- New Boston-Morea Location within the U.S. state of Pennsylvania New Boston-Morea New Boston-Morea (the United States)
- Coordinates: 40°47′28″N 76°10′3″W﻿ / ﻿40.79111°N 76.16750°W
- Country: United States
- State: Pennsylvania
- County: Schuylkill
- Township: Mahanoy

Area
- • Total: 0.46 sq mi (1.2 km^{2})
- • Land: 0.42 sq mi (1.1 km^{2})
- • Water: 0.039 sq mi (0.1 km^{2})

Population (2000)
- • Total: 441
- • Density: 1,000/sq mi (400/km^{2})
- Time zone: UTC-5 (Eastern (EST))
- • Summer (DST): UTC-4 (EDT)
- ZIP codes: 17948

= New Boston-Morea, Pennsylvania =

New Boston-Morea (pronounced "Maria") was a census-designated place (CDP) in Schuylkill County, Pennsylvania, United States. The population was 441 at the 2000 census. It uses the Mahanoy City zip code of 17948. For the 2020 census, the area was split into two CDPs, Morea and New Boston.

==Geography==
New Boston-Morea is located at (40.791189, -76.167412).
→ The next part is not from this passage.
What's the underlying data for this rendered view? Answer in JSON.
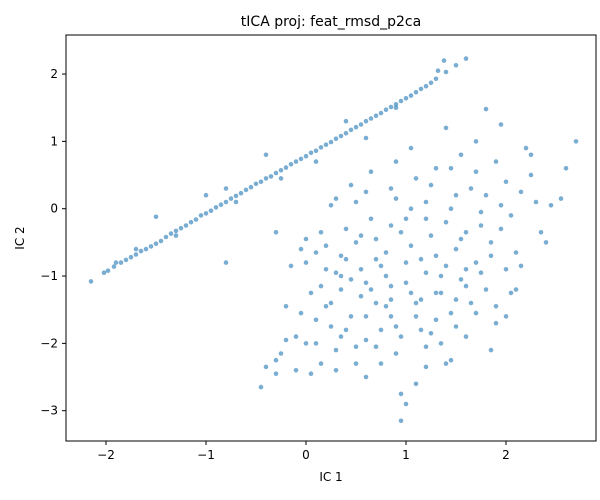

According to the United States Census Bureau, the CDP had a total area of 0.5 sqmi, of which, 0.4 sqmi of it is land and 0.1 sqmi of it (10.64%) is water.

==Demographics==
At the 2000 census there were 441 people, 177 households, and 124 families living in the CDP. The population density was 1,054.2 PD/sqmi. There were 197 housing units at an average density of 470.9 /sqmi. The racial makeup of the CDP was 99.32% White, 0.45% Native American and 0.23% Asian.
Of the 177 households 26.0% had children under the age of 18 living with them, 55.4% were married couples living together, 8.5% had a female householder with no husband present, and 29.4% were non-families. 26.6% of households were one person and 13.0% were one person aged 65 or older. The average household size was 2.49 and the average family size was 3.02.

The age distribution was 20.9% under the age of 18, 7.5% from 18 to 24, 27.0% from 25 to 44, 26.3% from 45 to 64, and 18.4% 65 or older. The median age was 40 years. For every 100 females, there were 106.1 males. For every 100 females age 18 and over, there were 105.3 males.

The median household income was $32,054 and the median family income was $38,462. Males had a median income of $26,818 versus $21,250 for females. The per capita income for the CDP was $15,243. About 7.3% of families and 9.9% of the population were below the poverty line, including 10.3% of those under age 18 and 10.0% of those age 65 or over.